The Utility Contractors Association of Connecticut (UCAC) represents the underground utility and site work construction industry in Connecticut. UCAC is comprised of contractors, vendors, suppliers and manufacturers who support the utility contracting and construction industry. UCAC contractor members perform work to improve and enhance the utility infrastructure.


The legislation would bring water and wastewater projects out from under the federally mandated state volume cap on PABs, which provide tax-exempt financing for a government entity such as a municipality or state that wishes to partner with a private entity to meet a public need. Because current law caps the amount of PABs each state can issue, water infrastructure projects must compete with 23 other categories of public needs and often lose out to housing and education uses. While it is estimated that lifting the cap on these exempt facility bonds would cost the government a modest $354 million over 10 years, it would result in as much as $50 billion in incremental private capital for water and wastewater infrastructure projects, over the same time period.

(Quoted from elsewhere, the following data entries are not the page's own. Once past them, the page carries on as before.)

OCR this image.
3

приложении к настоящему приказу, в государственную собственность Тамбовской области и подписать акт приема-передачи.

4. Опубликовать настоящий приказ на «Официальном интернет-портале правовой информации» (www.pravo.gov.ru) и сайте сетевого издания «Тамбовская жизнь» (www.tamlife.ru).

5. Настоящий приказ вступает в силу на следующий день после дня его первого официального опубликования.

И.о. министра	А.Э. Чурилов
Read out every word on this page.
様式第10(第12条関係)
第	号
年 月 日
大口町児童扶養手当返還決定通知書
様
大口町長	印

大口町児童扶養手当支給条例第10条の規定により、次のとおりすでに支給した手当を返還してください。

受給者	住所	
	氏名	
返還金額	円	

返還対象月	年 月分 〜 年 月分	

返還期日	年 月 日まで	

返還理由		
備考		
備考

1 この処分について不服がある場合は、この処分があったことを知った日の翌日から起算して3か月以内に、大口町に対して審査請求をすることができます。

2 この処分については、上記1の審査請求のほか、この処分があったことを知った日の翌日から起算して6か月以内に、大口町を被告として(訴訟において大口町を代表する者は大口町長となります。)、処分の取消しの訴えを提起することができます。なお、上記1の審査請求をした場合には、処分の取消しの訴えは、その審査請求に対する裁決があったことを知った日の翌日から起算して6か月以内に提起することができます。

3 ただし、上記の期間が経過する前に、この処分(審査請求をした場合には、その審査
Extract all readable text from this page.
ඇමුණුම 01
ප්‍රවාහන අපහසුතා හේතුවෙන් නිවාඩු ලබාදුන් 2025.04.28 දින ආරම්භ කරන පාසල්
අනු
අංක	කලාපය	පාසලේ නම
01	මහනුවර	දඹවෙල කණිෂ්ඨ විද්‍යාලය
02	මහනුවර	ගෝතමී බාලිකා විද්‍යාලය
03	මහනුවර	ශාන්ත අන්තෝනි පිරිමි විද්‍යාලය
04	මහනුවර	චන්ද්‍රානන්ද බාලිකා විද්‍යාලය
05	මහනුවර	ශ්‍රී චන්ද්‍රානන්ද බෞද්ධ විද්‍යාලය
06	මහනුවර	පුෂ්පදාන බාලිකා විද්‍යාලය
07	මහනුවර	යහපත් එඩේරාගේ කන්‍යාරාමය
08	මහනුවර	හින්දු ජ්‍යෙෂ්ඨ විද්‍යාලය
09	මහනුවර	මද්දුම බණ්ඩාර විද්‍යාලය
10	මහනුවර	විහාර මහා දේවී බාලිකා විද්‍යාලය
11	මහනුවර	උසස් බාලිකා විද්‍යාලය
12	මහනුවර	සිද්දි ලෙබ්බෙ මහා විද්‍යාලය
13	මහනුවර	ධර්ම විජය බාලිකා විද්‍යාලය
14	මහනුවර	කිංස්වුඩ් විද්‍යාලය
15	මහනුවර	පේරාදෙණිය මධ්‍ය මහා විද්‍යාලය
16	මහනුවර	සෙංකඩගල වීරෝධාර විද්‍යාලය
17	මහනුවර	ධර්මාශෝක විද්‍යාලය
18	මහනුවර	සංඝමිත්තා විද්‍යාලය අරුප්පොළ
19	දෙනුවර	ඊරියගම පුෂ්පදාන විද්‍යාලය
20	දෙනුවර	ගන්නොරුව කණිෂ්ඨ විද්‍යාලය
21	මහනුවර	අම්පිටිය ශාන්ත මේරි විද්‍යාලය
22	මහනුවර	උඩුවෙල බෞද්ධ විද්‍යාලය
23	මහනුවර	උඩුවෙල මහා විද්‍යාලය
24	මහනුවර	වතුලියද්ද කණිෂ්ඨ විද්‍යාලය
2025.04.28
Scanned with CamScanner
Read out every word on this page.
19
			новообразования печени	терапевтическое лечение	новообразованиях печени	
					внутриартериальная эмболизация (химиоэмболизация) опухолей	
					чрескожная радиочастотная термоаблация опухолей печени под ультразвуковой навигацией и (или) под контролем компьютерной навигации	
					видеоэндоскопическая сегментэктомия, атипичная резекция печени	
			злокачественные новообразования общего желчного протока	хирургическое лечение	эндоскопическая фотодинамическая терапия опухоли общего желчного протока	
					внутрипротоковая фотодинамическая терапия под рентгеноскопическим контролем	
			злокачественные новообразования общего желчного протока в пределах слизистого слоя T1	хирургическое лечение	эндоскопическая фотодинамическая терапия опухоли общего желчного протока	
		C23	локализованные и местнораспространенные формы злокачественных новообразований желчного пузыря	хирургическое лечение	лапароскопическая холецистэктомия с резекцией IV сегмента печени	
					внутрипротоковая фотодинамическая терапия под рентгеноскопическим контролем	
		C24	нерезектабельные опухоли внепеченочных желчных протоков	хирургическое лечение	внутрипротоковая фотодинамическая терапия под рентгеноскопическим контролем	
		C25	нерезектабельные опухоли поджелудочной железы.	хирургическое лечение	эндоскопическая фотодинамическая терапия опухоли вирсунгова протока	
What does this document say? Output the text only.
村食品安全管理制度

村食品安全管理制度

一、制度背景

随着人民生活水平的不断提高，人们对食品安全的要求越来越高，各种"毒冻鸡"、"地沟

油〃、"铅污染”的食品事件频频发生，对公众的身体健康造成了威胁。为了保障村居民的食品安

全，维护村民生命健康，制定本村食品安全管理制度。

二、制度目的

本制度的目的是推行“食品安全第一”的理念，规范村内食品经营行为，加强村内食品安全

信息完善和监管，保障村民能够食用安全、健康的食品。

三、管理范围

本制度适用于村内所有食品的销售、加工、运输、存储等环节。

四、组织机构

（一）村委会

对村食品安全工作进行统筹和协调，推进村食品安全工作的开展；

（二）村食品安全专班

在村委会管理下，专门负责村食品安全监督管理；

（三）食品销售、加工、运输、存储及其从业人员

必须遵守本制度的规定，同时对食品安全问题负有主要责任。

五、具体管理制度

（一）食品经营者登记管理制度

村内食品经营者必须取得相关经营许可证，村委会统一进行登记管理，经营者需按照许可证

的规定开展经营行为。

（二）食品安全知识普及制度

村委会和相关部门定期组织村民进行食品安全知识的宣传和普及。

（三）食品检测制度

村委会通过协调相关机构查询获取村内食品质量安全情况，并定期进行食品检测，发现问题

TPABs offer a multitude of benefits. Under a PAB project, the private entity, not the government, assumes much of the financial risk and administrative responsibility. Further, PABs do not affect a municipality's bond rating. At a time when state budgets continue to struggle and the municipal bond market remains in turmoil, opening the door for private investment in these vital projects should be considered good government. Also, the need to reinvest in our environmental infrastructure is unchallenged. Whether looking at estimates from government or the private sector on what is required to even begin to repair and rebuild America's water and wastewater infrastructure, it's clear that hundreds of billions of dollars are needed.

Construction unemployment in 2012 is the highest of any industrial sector. Enactment of H.R. 1802/S. 939 would significantly contribute to the recovery of the construction industry at a time when it needs it most. In addition to enhancing public health and protecting the environment, investment in this infrastructure also creates scores of high-paying jobs, generates significant economic activity, and expands local tax bases. A recent Clean Water Council study found that every $1 billion invested in water and wastewater infrastructure creates up to 30,000 new jobs with average annual earnings of more than $50,000. National output (i.e., demand for products and services) is increased by up to $3.46 billion, and more than $1 billion in household (personal) income is generated. Importantly, the study also found that each $1 billion invested generates approximately $82.4 million in state and local tax revenue.


H.R. 1802 and S. 939 were introduced on May 10, 2011. The Senate bill was referred to the Committee on Finance and was incorporated as Section 40205 of the Senate Highway Bill (S. 1813), which passed the Senate by a wide bipartisan margin on March 29, 2012. H.R. 1802 was referred to the Committee on Ways and Means and currently has the support of 69 truly bipartisan cosponsors.